For some reason I cannot get IPython parallel function DirectView.apply()
to really parallelize a function call. DirectView.map()
works as expected. Am I doing something wrong here? A working example script
import time
from datetime import datetime
from ipyparallel import Client, require
@require(time)
def wait(seconds=1):
time.sleep(seconds)
if __name__=='__main__':
client = Client()
print('engine ids: {}'.format(client.ids))

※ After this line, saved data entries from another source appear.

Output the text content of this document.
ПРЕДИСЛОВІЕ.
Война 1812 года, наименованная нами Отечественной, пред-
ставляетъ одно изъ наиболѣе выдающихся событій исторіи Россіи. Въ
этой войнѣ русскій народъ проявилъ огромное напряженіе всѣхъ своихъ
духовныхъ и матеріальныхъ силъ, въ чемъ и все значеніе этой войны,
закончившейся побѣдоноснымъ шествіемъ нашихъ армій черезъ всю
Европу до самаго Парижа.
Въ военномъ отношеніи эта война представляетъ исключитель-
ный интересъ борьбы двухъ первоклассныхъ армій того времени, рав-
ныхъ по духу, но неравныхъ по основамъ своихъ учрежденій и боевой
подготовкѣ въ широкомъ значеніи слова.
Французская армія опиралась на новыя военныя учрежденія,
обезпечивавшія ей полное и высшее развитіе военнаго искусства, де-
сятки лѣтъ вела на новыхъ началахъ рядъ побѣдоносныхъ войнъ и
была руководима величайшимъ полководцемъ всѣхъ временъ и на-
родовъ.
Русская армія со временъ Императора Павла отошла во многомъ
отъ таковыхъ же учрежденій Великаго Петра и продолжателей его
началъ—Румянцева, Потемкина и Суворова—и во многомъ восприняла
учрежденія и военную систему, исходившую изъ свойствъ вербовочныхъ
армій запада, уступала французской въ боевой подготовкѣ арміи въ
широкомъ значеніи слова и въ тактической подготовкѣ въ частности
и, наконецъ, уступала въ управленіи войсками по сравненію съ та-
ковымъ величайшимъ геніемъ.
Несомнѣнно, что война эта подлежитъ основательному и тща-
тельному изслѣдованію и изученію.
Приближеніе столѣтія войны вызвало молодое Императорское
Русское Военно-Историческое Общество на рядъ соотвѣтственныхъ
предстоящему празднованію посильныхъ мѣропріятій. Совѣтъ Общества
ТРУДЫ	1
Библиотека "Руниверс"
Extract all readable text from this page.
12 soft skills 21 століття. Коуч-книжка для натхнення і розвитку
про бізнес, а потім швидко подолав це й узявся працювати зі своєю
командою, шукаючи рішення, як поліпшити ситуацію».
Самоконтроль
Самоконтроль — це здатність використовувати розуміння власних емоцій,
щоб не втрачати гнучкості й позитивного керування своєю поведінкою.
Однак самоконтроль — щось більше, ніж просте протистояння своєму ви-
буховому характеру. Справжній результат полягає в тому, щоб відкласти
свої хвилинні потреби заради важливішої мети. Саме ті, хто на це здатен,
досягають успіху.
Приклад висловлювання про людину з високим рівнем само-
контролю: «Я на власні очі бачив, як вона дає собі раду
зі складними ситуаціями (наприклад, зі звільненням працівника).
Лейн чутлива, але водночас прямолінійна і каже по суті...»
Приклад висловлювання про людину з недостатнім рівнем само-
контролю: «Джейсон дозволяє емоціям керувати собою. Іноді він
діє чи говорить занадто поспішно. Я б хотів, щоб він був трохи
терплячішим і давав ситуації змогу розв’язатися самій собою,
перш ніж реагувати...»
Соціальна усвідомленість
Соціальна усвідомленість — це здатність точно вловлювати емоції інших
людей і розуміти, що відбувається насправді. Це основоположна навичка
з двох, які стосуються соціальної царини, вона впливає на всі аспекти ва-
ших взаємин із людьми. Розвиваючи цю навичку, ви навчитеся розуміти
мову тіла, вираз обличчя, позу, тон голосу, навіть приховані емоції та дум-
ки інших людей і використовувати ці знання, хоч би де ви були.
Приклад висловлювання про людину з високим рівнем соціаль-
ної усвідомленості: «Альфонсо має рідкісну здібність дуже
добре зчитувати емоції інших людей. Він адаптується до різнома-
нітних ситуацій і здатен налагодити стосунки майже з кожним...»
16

dview = client.direct_view((0, 1, 2, 3))
dview.block = False
print('view targets: {}'.format(dview.targets))
print('dview.apply...')
t0 = datetime.now()
results = [dview.apply(wait) for i in range(4)]
while len(results) > 0:
results.pop(0).get()
print('time: {}'.format(datetime.now() - t0))
print('dview.map... ')
t0 = datetime.now()
results = dview.map(wait, [1]*4)
print('time: {}'.format(datetime.now() - t0))
prints
engine ids: [0, 1, 2, 3]
view targets: [0, 1, 2, 3]
dview.apply...
time: 0:00:04.021680
dview.map...
time: 0:00:01.013941
showing that apply
clearly does not perform as I expected.
My system is Ubuntu 14.04, Python 3.4.3, IPython 4.2.0.
Seems that I misinterpreted the documentation. Here it says that apply(f, *args, **kwargs)
calls f(*args, **kwargs)
on remote engines, returning the result.
If I understand correctly, this means that the function is applied on all of the engines, instead of running it once on just one of them.